News and developments
Turkey: Independent Board Members
Authors: Gönenç Gürkaynak, Esq., Nazlı Nil Yukaruç and Işıl Ertekin Çokça, ELIG Gürkaynak Attorneys-at-Law
Introduction
Corporate governance principles are essential in order to protect benefits of minority shareholders and investors. Appointment of independent members is one of the most important elements that ensure proper implementation of the corporate governance principles. As a part of corporate governance principles regulated under the capital market legislation, independent board members must be appointed by the companies who are expected to objectively supervise the company and enlighten the public if necessary. It is important to have an independent member who will execute his/her duties without being influenced in order to create reliable cooperation.
In light of the foregoing, Corporate Governance Communique No. II-17.1. (“Communique”) stipulates mandatory provisions regarding appointment of the board of directors. For example; as per the Communique, the board of directors must consist of at least 5 (five) members, a majority of the members of the board of directors must have non-executive duties and there must be independent board members among the non-executive board members. In addition, the number of independent board members cannot be less than 1/3 (one-third) of the total number of board members in the public companies and in any case there cannot be less than 2 (two) independent members.

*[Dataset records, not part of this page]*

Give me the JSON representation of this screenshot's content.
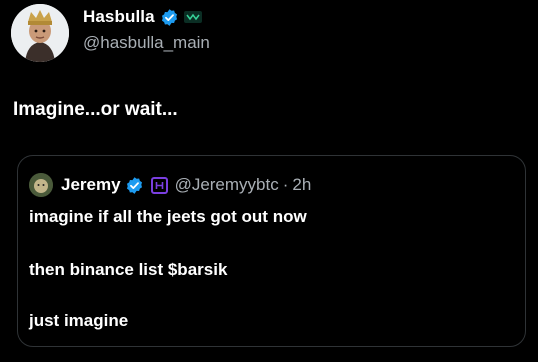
{
  "post": {
    "author_name": "Hasbulla",
    "author_handle": "@hasbulla_main",
    "text": "Imagine...or wait..."
  },
  "quoted": {
    "author_name": "Jeremy",
    "author_handle": "@Jeremyybtc",
    "separator": "·",
    "time": "2h",
    "lines": [
      "imagine if all the jeets got out now",
      "then binance list $barsik",
      "just imagine"
    ]
  },
  "colors": {
    "background": "#000000",
    "verified_blue": "#1d9bf0",
    "muted_text": "#a9afb5",
    "border": "#2f3336",
    "affiliate_badge": "#7a3fe0"
  }
}
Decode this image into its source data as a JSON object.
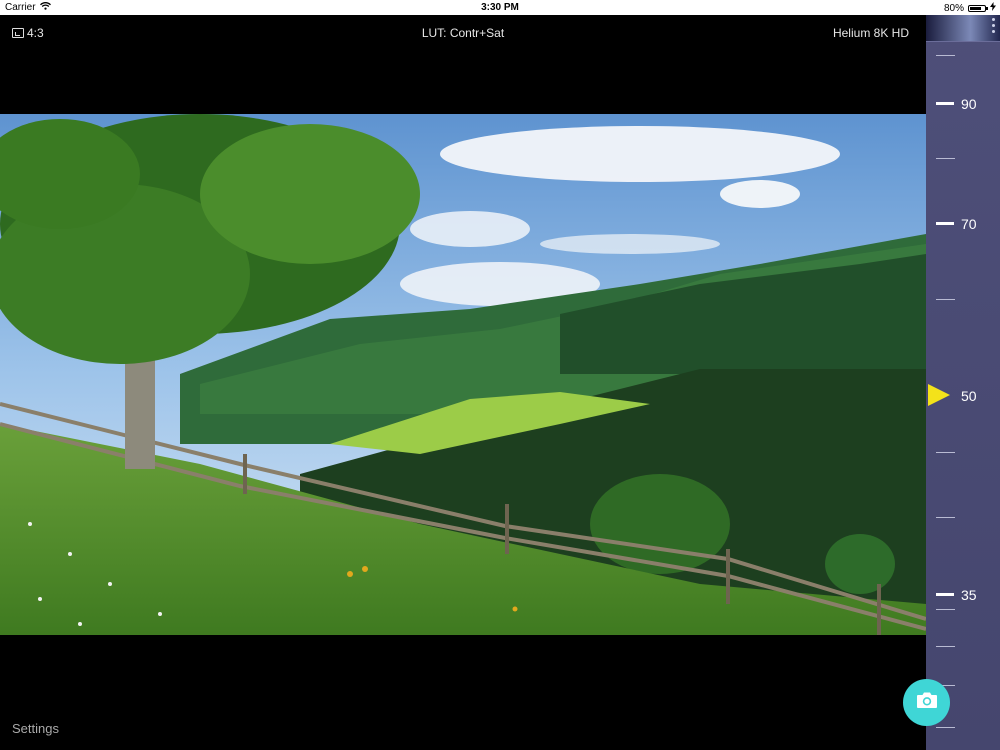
{
  "status_bar": {
    "carrier": "Carrier",
    "time": "3:30 PM",
    "battery_percent": "80%",
    "battery_level": 0.8,
    "icons": [
      "wifi-icon",
      "battery-icon",
      "charging-bolt-icon"
    ]
  },
  "top_bar": {
    "aspect_ratio": "4:3",
    "lut": "LUT: Contr+Sat",
    "lens": "Helium 8K HD"
  },
  "zoom_ruler": {
    "labels": {
      "t90": "90",
      "t70": "70",
      "t50": "50",
      "t35": "35"
    },
    "selected_value": "50",
    "pointer_color": "#f3e21a",
    "background_color": "#4b4c74"
  },
  "bottom": {
    "settings_label": "Settings",
    "shutter_color": "#3fd6d6",
    "shutter_icon": "camera-icon"
  }
}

In this article, our aim is to briefly summarize requirements around appointing of the independent board members and their duties.
Requirements to be an Independent Board Member
The Communique also determines specific criteria for the ones who wish to be an independent member of the board of directors. According to 4.3.6 of Corporate Governance Principles that is Annex 1 of the Communique (“CGP”), independent board members must hold the following qualifications:
Appointment of Independent Board Members
Generally, independent board members are appointed by the general assembly in similar with the other members of the board of directors. The general assembly considers the candidate proposal for independent membership. Candidate proposals are prepared by the board of directors or by the nomination committee if it is established.
After receiving proposal for nomination from the current members of the board of directors and/or the shareholders, the nomination committee takes them into consideration. Candidates submit a written declaration to the nomination committee stating that he/she is independent within the framework of relevant legislation, articles of association and the criteria set forth in the CGP.
The nomination committee evaluates the candidates who wish to be independent board members and consider whether they fulfill the independence criteria determined under CGP. After evaluation, the nomination committee reports the candidates to the board of directors, the board of directors reviews the report and prepare a list consisting of legible candidates for independent members within the framework of the report of nomination committee and submits the list to the Capital Market Board (“Board”) at least 60 (sixty) days prior to the general assembly meeting. The Board reviews the list and determines the ones who are capable of being independent member in line with the independency criteria. Appointment of the candidates who are not found as independent by the Board are not discussed during the general assembly meeting.
Also, the company must disclose at Public Disclosure Platform the list of the candidate independent members and of the candidates who have not been accepted as candidate independent member, at the latest with the announcement of the general assembly meeting. General assembly resolution shall be announced together with the opposing votes and the grounds thereof, via the corporate website of the company.
Responsibilities of Independent Board Members
Under Turkish laws, independent members do not have different duties from the executive and non-executive members of the board of directors. However, it is mandatory for independent members to be objective and transparent. According to the Turkish Commercial Code No. 6102, all members of the board of directors are jointly and severally liable to the company, the shareholders and the creditors of the company for damage occurring due to their fault and non-fulfilment of the duties stated in the laws or the articles of association.
Conclusion
Independent members are essential players while maintaining corporate governance in publicly-held companies. Independent members must fulfill specific criteria stated in this article. Such qualifications are proof that such member must perform his/her duties by respecting independency and transparency. While participating in board of directors and committees, the independent members take responsibility for management and audit of the companies.